Four Benefits of Application-Aware Networking

The phenomenon of application-aware networking is giving network administrators more control over the various software programs and services that work within a larger enterprise network Application-aware networking, which is based on the fundamental idea of intelligent networking and a software defined network, allows for more monitoring of individual programs within the network environment. This is leading to some significant benefits for IT departments and those responsible for making sure that network systems, and software processes within them, work the way they are supposed to at all times.

End to End Network Visibility

One of the biggest benefits of these kinds of systems is the idea of end to end network visibility, where administrators can get a better idea of how voice, data and other applications are working within the network. Rather than presenting network professionals with a cryptic “black box” system, an intelligent network using application-aware design can share decision-makers what’s happening so that they can make changes and optimize the network as necessary.


Application-aware networks can also help to optimize performance. There are a number of ways that these technologies can help, from changing the network resources available to programs in real-time, to predicting what a software application may need in the future. Businesses use these kinds of optimization to serve greater strategies, such as providing the best customer experience over a high-traffic network. With larger companies handling so many users and such a large amount of daily traffic, any small edge can be magnified many times, which is why new types of intelligent networks are allowing companies to become much more competitive in their markets.

Less Downtime

Anyone who has worked with a new IT service or product knows that the question of downtime is almost always essential. Downtime can change the equation on what clients expect from technology. Excessive downtime intrudes into existing business processes and interrupts operations, which can drive down productivity, and ultimately, revenue. That’s why administrators track downtime so closely and often talk in depth with vendors and others to make sure that downtime is minimized.

Application-aware networks and more intelligent network designs will generally serve the principle of minimizing downtime or making sure that needed resources are available. These systems can also help with analyzing aspects of the network for any bugs or glitches that might otherwise cause problems. Building this kind of functionality into a network can assist in those other strategies for minimizing downtime, such as conducting planned upgrades during non-business or non-functional “dark hours” where they will not interrupt the daily life of the office.

Building Improved Systems Through Informed Resource Allocation

When administrators know what individual software programs need, they are better able to build capacity into their systems. Again, this can mean predicting what new changes will require in the future or building systems for existing memory allocation levels. IT management is often a difficult dance of portioning out existing memory and processing capacity between various software applications and business processes in order to make the most of IT resources without generating expensive expansions or fixes. This is another way that application-aware systems can help, because the kinds of monitoring that go on can take the place of less precise and broader upgrades that can cost a lot of money.

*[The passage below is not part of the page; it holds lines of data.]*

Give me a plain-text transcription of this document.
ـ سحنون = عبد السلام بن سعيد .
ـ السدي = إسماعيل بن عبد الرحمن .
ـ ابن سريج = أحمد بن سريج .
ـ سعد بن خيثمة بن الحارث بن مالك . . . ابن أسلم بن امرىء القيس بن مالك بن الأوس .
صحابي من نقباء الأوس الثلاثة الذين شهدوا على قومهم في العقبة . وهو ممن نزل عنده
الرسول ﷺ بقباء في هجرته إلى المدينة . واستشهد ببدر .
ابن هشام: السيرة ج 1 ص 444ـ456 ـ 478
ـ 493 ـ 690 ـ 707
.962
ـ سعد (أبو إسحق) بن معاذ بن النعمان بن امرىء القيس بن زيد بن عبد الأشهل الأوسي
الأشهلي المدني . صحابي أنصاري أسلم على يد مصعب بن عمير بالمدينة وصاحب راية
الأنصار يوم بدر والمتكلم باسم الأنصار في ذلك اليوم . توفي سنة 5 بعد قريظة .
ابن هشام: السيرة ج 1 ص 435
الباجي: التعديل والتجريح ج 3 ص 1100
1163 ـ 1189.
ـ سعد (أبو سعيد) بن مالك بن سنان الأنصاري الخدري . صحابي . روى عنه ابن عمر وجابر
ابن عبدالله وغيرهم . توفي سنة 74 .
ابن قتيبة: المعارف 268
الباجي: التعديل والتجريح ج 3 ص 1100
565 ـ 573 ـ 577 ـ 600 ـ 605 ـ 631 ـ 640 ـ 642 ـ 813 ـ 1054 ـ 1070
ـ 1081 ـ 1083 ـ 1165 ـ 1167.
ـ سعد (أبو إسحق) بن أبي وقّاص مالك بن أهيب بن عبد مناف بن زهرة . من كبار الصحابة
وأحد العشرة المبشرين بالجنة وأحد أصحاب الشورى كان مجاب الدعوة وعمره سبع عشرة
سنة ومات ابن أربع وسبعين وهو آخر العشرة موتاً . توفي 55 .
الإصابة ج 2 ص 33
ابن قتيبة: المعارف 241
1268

All of these principles go a long way toward explaining why businesses are jumping on the bandwagon and getting involved in service agreements for the kinds of software that promote application-aware network design. This popular strategy takes place within a greater trend toward highly evolved networking and business process software systems where many businesses are adding new components to their legacy IT architectures in order to stay competitive and modernize their operations for the future. Businesses of all sizes may benefit from taking a look at existing network structures and figuring out whether a more informed model can help to streamline processes, conserve resources and pursue more efficient IT operations.